Der russische Präsident Wladimir Putin und der türkische Staatschef Recep Tayyip Erdogan haben sich nach Angaben des Kremls auf eine verstärkte Zusammenarbeit in Wirtschafts- und Energiefragen geeinigt. Bei ihrem Treffen in Sotschi am Schwarzen Meer einigten sich die beiden laut Kreml „trotz der derzeitigen regionalen und globalen Herausforderungen“ auf einen Ausbau der Beziehungen zwischen beiden Ländern. Dazu gehöre ein Ausbau der Handelsbeziehungen und eine verstärkte Zusammenarbeit bei Wirtschaft und Energie. 

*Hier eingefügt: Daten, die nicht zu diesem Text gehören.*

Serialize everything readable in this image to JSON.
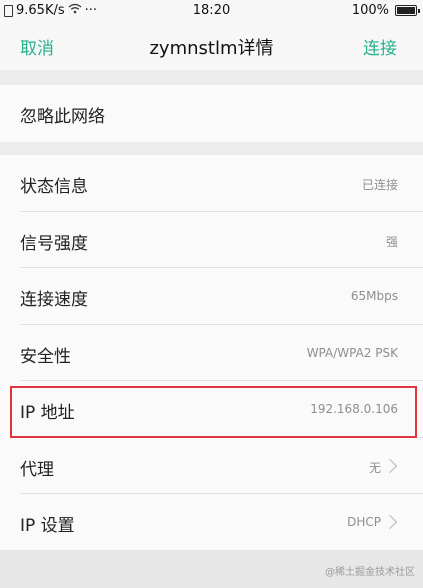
{
  "status_bar": {
    "net_speed": "9.65K/s",
    "dots": "···",
    "time": "18:20",
    "battery": "100%"
  },
  "nav": {
    "cancel": "取消",
    "title": "zymnstlm详情",
    "connect": "连接"
  },
  "actions": {
    "forget": "忽略此网络"
  },
  "details": [
    {
      "label": "状态信息",
      "value": "已连接"
    },
    {
      "label": "信号强度",
      "value": "强"
    },
    {
      "label": "连接速度",
      "value": "65Mbps"
    },
    {
      "label": "安全性",
      "value": "WPA/WPA2 PSK"
    },
    {
      "label": "IP 地址",
      "value": "192.168.0.106"
    },
    {
      "label": "代理",
      "value": "无"
    },
    {
      "label": "IP 设置",
      "value": "DHCP"
    }
  ],
  "highlight_color": "#e0363b",
  "accent_color": "#26b08e",
  "watermark": "@稀土掘金技术社区"
}
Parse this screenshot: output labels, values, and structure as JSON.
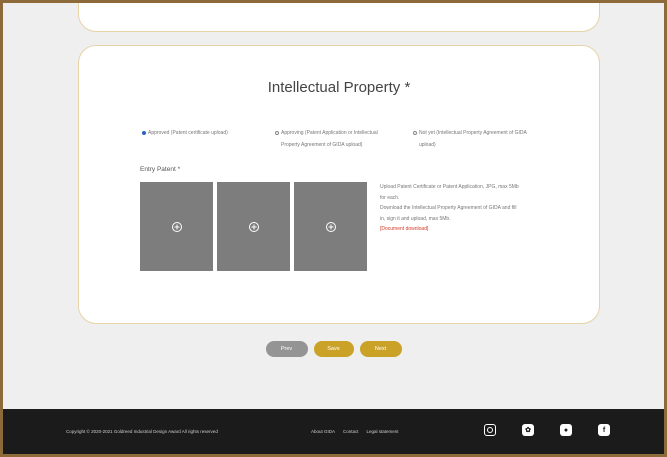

Es seien „sehr wichtige Entscheidungen“ im Bereich von Handel und Wirtschaft getroffen worden, sagte Russlands Vize-Regierungschef Alexander Nowak der Agentur Tass zufolge. So sollen etwa für russische und türkische Unternehmen die Bedingungen für eine Zusammenarbeit erleichtert werden. 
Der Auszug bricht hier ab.